Hipotecas abusivas, valga la redundancia
Si la industria cinematográfica española tuviese el músculo y los reflejos de la estadounidense, ya estaría preparando una película sobre tres héroes de nuestro tiempo: Mohamed Aziz, Dionisio Moreno y José María Fernández Seijo. El trabajador que fue desahuciado de su casa por el banco y no se resignó; el abogado que creyó en la Justicia y se ha pasado dos años peleando; y el juez con conciencia social que aceptó llevar el caso al tribunal europeo que ayer les dio la razón.
Me temo que con tanta fumata vaticana no demos la importancia que merece a la victoria de Aziz, Moreno y Seijo. Aunque el poder financiero y sus aliados políticos intentarán levantar un dique (hay que “acotar adecuadamente el alcance de la sentencia”, dice la Asociación Hipotecaria Española), la riada puede crecer y abrir una vía judicial contra los desahucios, además de forzar el cambio legislativo por el que pelea la PAH.
Su historia, insisto, es puro Hollywood, del género ‘legal thriller’, esas películas donde el débil siempre acaba venciendo al fuerte, el ciudadano oprimido y el abogado valiente derrotan a una poderosa multinacional, una conspiración política o una fábrica contaminadora tras un arduo proceso judicial. O como en este caso, el humilde trabajador, el abogado tenaz y el buen juez contra la mafia hipotecaria.
En el principio de la crisis española hay una hipoteca: una firma sobre un documento que te entregaba atado de pies y manos al banco, que desde ese momento era dueño de tu vida y podía imponerte todo tipo de condiciones abusivas, porque se lo permitía una ley “abusiva”, como la califica la sentencia europea. Es decir, una ley hecha a la medida de los bancos.

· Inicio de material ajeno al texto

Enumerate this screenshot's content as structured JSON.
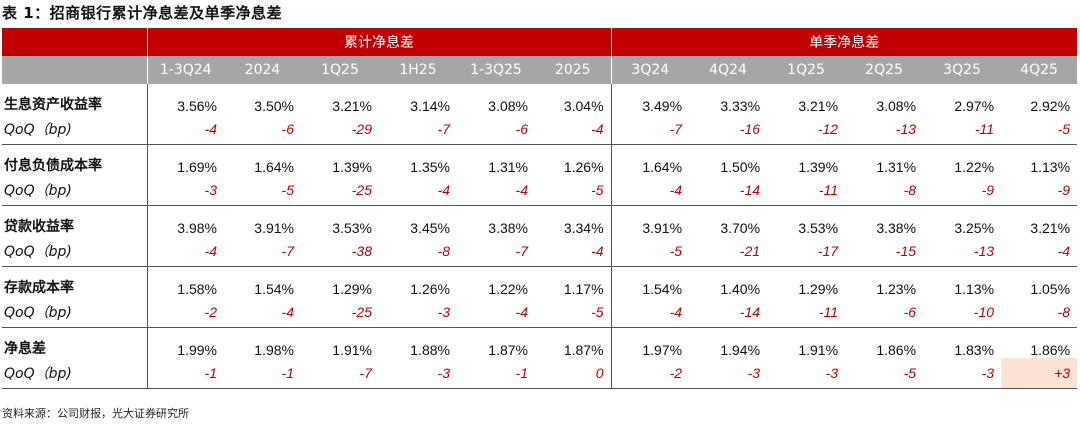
{
  "title": "表 1：招商银行累计净息差及单季净息差",
  "header": {
    "group_cumulative": "累计净息差",
    "group_quarterly": "单季净息差",
    "periods": [
      "1-3Q24",
      "2024",
      "1Q25",
      "1H25",
      "1-3Q25",
      "2025",
      "3Q24",
      "4Q24",
      "1Q25",
      "2Q25",
      "3Q25",
      "4Q25"
    ]
  },
  "rows": [
    {
      "label": "生息资产收益率",
      "qoq_label": "QoQ（bp)",
      "values": [
        "3.56%",
        "3.50%",
        "3.21%",
        "3.14%",
        "3.08%",
        "3.04%",
        "3.49%",
        "3.33%",
        "3.21%",
        "3.08%",
        "2.97%",
        "2.92%"
      ],
      "qoq": [
        "-4",
        "-6",
        "-29",
        "-7",
        "-6",
        "-4",
        "-7",
        "-16",
        "-12",
        "-13",
        "-11",
        "-5"
      ]
    },
    {
      "label": "付息负债成本率",
      "qoq_label": "QoQ（bp)",
      "values": [
        "1.69%",
        "1.64%",
        "1.39%",
        "1.35%",
        "1.31%",
        "1.26%",
        "1.64%",
        "1.50%",
        "1.39%",
        "1.31%",
        "1.22%",
        "1.13%"
      ],
      "qoq": [
        "-3",
        "-5",
        "-25",
        "-4",
        "-4",
        "-5",
        "-4",
        "-14",
        "-11",
        "-8",
        "-9",
        "-9"
      ]
    },
    {
      "label": "贷款收益率",
      "qoq_label": "QoQ（bp)",
      "values": [
        "3.98%",
        "3.91%",
        "3.53%",
        "3.45%",
        "3.38%",
        "3.34%",
        "3.91%",
        "3.70%",
        "3.53%",
        "3.38%",
        "3.25%",
        "3.21%"
      ],
      "qoq": [
        "-4",
        "-7",
        "-38",
        "-8",
        "-7",
        "-4",
        "-5",
        "-21",
        "-17",
        "-15",
        "-13",
        "-4"
      ]
    },
    {
      "label": "存款成本率",
      "qoq_label": "QoQ（bp)",
      "values": [
        "1.58%",
        "1.54%",
        "1.29%",
        "1.26%",
        "1.22%",
        "1.17%",
        "1.54%",
        "1.40%",
        "1.29%",
        "1.23%",
        "1.13%",
        "1.05%"
      ],
      "qoq": [
        "-2",
        "-4",
        "-25",
        "-3",
        "-4",
        "-5",
        "-4",
        "-14",
        "-11",
        "-6",
        "-10",
        "-8"
      ]
    },
    {
      "label": "净息差",
      "qoq_label": "QoQ（bp)",
      "values": [
        "1.99%",
        "1.98%",
        "1.91%",
        "1.88%",
        "1.87%",
        "1.87%",
        "1.97%",
        "1.94%",
        "1.91%",
        "1.86%",
        "1.83%",
        "1.86%"
      ],
      "qoq": [
        "-1",
        "-1",
        "-7",
        "-3",
        "-1",
        "0",
        "-2",
        "-3",
        "-3",
        "-5",
        "-3",
        "+3"
      ]
    }
  ],
  "source": "资料来源：公司财报，光大证券研究所",
  "colors": {
    "header_red": "#c00000",
    "header_gray": "#a6a6a6",
    "negative_text": "#c00000",
    "highlight": "#fbe3d6"
  }
}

La ley hipotecaria allanó el terreno al boom inmobiliario, la década prodigiosa en que se firmaron nueve millones de hipotecas abusivas, valga la redundancia. Sin ese endeudamiento masivo no habría sido posible construir millones de viviendas que generaron plusvalías escandalosas. Entonces todo empujaba a las familias a hipotecarse: la situación económica, los tipos de interés, la política fiscal, el disuasorio mercado de alquiler, las promesas de revalorización permanente que hacían de la vivienda la mejor hucha, y la cultura dominante. Todo convergía en un embudo por el que entró ese 80% de las familias que tienen vivienda en propiedad. Y al final de ese embudo, el estrechamiento último por el que todos tenían que pasar de perfil era la ley hipotecaria, lo más parecido a vender tu alma al diablo.
Cuando llegó la crisis, la ley hipotecaria estaba ahí para proteger a los bancos y penalizar a los ciudadanos: cláusulas suelo, intereses de demora obscenos, desprotección, desahucios a criterio del banco, subastas tramposas, una deuda de por vida para el hipotecado y para todos sus familiares atrapados en la telaraña de avales. Y ni hablar de la dación en pago, que se negaba a las familias mientras se le concedía a las inmobiliarias responsables de la burbuja.
La ley hipotecaria no solo ha protegido a los bancos: también ha servido para proteger al gobierno de turno, enfriando el descontento ciudadano. Cada vez que alguien pregunta por qué no arde la calle en España con tanta desigualdad, miseria, recortes y contrarreformas, no busquen explicaciones sociológicas, no miren en el colchón familiar ni sigan el rastro de ningún opio del pueblo. La verdadera respuesta está en esa ley hipotecaria, que mantiene la morosidad sorprendentemente baja, y que hace que millones de personas acepten cualquier trabajo y cualquier modificación de sus condiciones laborales, con tal de reunir suficiente para pagar la letra de la hipoteca otro mes más, y así seguir cumpliendo su parte del trato con el diablo.